Momentum yang tepat pula untuk melakukan kontemplasi serta menyorotkan perhatian pada kondisi sosio-politik negeri kita yang tengah poranda keberadaannya seperti yang kita rasakan belakangan ini. Kondisi yang tak sesuai dengan umur Republik yang harusnya menunjukkan kecerdasan, kematangan, populis, elegan sekaligus bijaksana sebagai pengelola negera. Jauh dari cita-cita perjuangan para perintis negeri yang mengorbankan jiwa dan raga mereka demi memerdekakan kita semua. Persaudaraan, kesetaraan dan merayakan kemerdekaan dalam perbedaan sekarang hanyalah tinggal sepenggal kenangan indah dalam sejarah sebentuk negara bernama Indonesia.
Melalui pameran 66 foto bersejarah karya Mendur Bersaudara dan IPPHOS Coy Ltd. yang bertajuk "Dari Pegangsaan Sampai Rijswijk" kita seolah dingatkan kembali betapa berliku perjalanan perjuangan Indonesia menuju kemerdekaannya dan begitu terjal pula bukit perjuangan untuk mengisi kemerdekaan itu sendiri. Sejumlah foto memperlihatkan betapa foto dokumenter-jurnalistik tak selalu obyektif, kecuali membela kepentingan perjuangan itu sendiri secara subyektif. Untuk peringatan itulah, GFJA menyajikan pameran khusus 66 foto bersejarah ini.
Sebagian besar dari koleksi yang ditampilkan kali ini adalah karya yang jarang atau bahkan lolos dari publikasi baik dalam siaran media dan juga dalam buku pendidikan sejarah kita khususnya generasi muda Indonesia.

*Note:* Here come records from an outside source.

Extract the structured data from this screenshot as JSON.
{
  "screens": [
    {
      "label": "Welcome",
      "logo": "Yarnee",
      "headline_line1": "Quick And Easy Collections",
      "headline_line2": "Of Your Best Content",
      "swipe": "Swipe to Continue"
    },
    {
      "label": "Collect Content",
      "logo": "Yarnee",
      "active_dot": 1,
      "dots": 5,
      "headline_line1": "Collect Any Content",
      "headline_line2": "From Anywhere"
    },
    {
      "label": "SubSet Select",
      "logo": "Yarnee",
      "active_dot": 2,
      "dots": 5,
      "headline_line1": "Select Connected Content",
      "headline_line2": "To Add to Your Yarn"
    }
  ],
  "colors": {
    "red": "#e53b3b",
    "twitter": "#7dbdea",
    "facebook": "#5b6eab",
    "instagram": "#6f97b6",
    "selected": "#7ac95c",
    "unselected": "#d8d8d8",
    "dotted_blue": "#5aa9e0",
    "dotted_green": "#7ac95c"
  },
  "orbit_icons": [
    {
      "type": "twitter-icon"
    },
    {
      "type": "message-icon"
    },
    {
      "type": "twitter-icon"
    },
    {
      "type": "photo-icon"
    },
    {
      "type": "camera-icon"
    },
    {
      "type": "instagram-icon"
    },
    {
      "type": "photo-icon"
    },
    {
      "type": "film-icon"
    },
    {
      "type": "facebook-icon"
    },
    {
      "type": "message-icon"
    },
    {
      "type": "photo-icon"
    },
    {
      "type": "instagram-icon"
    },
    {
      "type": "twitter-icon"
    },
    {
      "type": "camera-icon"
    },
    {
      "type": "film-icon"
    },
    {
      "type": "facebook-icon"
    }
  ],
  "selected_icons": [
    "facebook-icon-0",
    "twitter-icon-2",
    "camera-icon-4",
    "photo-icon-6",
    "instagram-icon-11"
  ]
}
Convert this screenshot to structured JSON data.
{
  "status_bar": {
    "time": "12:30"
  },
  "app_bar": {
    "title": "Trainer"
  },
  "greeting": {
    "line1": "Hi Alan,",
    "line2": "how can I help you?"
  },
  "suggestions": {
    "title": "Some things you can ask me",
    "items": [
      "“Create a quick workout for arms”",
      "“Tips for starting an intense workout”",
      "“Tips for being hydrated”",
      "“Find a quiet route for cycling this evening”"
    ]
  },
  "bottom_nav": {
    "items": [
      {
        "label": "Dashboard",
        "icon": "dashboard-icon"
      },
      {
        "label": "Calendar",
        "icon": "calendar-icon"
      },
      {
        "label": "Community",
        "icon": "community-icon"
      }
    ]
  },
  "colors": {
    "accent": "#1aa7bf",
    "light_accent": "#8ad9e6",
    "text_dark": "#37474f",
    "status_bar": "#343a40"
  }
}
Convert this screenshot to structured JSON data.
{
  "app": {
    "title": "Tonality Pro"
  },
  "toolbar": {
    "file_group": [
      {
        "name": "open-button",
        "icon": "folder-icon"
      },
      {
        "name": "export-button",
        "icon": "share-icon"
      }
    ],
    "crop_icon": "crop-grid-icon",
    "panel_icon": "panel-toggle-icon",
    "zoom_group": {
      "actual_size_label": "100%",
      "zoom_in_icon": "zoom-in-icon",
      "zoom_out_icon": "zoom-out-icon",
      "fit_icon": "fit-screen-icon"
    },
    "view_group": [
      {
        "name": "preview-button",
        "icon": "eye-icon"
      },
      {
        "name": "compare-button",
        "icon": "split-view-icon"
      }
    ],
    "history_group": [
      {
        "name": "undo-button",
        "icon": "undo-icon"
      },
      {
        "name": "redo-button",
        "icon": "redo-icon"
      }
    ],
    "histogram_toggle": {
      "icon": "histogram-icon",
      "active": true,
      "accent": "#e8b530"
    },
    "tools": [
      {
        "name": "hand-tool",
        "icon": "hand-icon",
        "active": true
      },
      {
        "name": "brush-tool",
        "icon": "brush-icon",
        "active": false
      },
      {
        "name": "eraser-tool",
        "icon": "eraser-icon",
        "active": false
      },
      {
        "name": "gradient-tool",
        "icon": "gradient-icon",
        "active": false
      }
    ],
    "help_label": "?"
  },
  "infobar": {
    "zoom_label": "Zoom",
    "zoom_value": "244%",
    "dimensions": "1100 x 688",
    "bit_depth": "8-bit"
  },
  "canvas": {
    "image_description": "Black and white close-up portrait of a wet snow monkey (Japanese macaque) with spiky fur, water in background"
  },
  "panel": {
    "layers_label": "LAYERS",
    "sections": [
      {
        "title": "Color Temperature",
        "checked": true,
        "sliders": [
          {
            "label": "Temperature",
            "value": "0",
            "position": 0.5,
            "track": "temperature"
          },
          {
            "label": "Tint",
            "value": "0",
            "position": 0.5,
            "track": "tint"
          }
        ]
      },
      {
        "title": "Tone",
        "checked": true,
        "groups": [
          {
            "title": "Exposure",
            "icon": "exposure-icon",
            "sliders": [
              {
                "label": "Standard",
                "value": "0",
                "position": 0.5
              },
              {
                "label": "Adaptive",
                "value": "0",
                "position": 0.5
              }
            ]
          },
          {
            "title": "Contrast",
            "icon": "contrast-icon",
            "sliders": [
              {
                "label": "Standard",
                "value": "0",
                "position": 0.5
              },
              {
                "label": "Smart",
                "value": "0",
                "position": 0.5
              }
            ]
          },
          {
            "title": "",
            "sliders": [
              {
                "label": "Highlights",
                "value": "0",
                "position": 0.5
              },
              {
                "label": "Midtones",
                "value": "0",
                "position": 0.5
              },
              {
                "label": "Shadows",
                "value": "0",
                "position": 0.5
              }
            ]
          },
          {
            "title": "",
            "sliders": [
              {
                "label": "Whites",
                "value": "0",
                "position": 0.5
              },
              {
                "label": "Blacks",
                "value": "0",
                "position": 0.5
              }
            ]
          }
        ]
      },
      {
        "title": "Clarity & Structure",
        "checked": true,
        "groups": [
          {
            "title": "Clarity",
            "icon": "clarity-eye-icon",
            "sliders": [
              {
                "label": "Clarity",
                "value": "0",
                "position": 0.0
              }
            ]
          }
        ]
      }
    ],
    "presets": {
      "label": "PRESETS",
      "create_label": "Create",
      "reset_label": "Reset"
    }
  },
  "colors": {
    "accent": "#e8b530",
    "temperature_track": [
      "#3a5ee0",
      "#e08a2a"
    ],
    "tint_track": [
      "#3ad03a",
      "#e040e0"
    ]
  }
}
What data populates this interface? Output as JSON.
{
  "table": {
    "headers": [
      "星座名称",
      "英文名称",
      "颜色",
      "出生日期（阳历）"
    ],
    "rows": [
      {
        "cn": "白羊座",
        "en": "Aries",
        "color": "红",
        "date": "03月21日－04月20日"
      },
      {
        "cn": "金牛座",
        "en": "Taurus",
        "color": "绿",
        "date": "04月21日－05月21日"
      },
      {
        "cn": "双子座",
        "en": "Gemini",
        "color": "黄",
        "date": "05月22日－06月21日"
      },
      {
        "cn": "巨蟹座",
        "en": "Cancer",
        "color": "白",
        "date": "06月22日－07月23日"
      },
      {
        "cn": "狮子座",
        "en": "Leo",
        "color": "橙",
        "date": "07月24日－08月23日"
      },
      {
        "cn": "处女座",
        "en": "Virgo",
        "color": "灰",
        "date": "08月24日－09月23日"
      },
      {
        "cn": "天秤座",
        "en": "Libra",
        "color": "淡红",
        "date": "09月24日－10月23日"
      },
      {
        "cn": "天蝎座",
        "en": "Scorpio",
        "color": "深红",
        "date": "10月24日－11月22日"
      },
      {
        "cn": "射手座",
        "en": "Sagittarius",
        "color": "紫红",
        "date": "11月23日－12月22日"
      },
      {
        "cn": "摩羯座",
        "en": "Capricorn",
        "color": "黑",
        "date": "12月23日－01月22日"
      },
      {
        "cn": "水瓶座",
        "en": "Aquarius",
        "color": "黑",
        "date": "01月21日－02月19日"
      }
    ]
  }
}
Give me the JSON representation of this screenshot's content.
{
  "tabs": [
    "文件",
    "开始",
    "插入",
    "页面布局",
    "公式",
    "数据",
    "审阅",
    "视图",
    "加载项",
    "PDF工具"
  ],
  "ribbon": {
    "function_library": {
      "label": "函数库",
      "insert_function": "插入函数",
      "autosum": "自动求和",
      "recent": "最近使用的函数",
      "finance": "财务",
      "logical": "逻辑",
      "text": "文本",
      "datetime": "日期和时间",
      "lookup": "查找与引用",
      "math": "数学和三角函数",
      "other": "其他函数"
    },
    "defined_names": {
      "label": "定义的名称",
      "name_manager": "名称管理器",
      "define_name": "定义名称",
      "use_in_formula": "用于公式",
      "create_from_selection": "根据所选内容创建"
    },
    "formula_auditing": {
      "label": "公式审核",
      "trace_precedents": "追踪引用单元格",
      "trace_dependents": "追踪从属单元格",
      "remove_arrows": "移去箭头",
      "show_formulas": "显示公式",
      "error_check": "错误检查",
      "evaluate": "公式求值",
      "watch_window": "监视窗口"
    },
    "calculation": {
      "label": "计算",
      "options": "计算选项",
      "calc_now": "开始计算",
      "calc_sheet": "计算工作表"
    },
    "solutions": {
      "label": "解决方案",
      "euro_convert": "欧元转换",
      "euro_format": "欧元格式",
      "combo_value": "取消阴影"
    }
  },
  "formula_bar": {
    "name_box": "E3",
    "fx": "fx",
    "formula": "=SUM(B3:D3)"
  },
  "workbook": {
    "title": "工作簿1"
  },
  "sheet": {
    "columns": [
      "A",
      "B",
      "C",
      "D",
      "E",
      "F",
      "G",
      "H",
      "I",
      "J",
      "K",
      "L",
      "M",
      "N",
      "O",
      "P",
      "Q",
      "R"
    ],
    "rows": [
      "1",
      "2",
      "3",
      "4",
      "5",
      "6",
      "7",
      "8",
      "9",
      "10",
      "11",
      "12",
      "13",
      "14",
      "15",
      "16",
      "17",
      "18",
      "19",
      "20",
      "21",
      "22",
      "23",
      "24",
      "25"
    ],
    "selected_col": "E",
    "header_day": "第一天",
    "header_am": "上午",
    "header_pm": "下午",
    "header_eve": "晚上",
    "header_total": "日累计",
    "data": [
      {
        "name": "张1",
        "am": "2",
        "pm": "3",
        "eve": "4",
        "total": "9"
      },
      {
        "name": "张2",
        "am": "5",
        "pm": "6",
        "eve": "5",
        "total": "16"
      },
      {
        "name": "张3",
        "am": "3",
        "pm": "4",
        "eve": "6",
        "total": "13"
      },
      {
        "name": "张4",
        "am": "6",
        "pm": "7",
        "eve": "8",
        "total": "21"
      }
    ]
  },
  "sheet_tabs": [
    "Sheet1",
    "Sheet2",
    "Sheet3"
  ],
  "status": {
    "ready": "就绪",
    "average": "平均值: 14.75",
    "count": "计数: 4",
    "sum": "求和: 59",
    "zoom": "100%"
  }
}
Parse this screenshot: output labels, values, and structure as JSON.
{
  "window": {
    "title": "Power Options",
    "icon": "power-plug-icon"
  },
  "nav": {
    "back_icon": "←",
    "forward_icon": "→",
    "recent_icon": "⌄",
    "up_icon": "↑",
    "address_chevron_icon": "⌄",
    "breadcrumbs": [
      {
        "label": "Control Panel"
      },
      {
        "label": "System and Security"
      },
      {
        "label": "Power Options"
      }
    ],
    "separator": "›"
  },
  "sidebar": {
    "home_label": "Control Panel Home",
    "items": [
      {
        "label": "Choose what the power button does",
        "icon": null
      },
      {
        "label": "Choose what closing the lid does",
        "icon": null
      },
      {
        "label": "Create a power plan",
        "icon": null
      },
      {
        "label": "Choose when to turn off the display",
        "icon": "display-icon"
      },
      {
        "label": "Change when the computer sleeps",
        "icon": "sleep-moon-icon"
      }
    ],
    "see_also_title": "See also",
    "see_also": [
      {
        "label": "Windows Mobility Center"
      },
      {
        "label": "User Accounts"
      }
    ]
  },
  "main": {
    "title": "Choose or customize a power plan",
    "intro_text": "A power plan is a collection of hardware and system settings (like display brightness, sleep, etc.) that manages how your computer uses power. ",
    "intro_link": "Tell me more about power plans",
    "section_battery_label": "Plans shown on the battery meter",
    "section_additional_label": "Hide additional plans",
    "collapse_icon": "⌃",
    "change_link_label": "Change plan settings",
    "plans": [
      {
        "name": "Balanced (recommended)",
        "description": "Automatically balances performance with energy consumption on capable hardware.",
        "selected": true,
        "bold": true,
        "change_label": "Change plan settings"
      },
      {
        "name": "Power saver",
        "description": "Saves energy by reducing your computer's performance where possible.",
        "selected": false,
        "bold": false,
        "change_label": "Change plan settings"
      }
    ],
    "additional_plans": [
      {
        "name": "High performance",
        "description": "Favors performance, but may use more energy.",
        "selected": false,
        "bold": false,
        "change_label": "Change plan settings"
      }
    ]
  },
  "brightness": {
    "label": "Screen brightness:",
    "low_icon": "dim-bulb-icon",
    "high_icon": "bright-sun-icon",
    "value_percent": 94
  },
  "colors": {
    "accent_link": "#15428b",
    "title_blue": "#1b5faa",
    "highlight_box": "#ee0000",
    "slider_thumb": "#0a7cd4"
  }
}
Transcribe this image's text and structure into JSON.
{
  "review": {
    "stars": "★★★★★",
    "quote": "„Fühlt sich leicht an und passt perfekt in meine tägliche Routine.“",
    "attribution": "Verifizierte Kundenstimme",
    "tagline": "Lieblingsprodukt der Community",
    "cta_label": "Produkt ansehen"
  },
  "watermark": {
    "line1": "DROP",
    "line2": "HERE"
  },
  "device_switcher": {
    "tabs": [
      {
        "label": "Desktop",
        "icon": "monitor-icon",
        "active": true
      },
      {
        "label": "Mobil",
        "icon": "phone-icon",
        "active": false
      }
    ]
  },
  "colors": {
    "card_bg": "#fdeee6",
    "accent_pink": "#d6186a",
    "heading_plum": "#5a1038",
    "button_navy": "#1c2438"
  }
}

Periode rangkaian foto bermula dari karya masterpiece Frans Mendur pada hari lahirnya Republik kita sampai penampilan Bung Karno di halaman Istana Merdeka, 17 Agustus 1950. Peringatan kemerdekaan kita yang pertama setelah lima tahun tersingkir dalam pemerintahan di pengasingan, di Yogyakarta yang penuh dengan pergolakan. Pergulatan menuju ke penyerahan kedaulatan RI.
Pameran akan disertai dengan penerbitan buklet berisi artikel dari Rosihan Anwar yang dikutipkan dari buku "Menulis Dalam Air", penerbit Sinar Harapan, Jakarta, 1983, perihal bagaimana bersiasat
menerbitkan koran di masa revolusi. Lalu artikel karya mantan Redaktur Pelaksana Kantor Berita Antara Abdul Hakim ("Antara, Sejarah dan Perjuangannya", Abdul Hakim, majalah triwulanan Pers Indonesia No.9, 1977, Jakarta, yang disajikan kembali dalam "Bunga Rampai Sejarah Media Massa", Dja'far Assegaff, Mecon Press, Jakarta, 1978 Jakarta) yang menceritakan bagaimana karakter perjuangan dari kantor berita Indonesia. Juga cuplikan peristiwa seputar proklamasi yang ditulis salah satu pendiri Antara, Adam Malik. Wartawan yang kemudian menjadi Wakil presiden di era Soeharto itu menulis "Riwayat Proklamasi Agustus 1945", Adam Malik, Widjaya Jakarta, 1950.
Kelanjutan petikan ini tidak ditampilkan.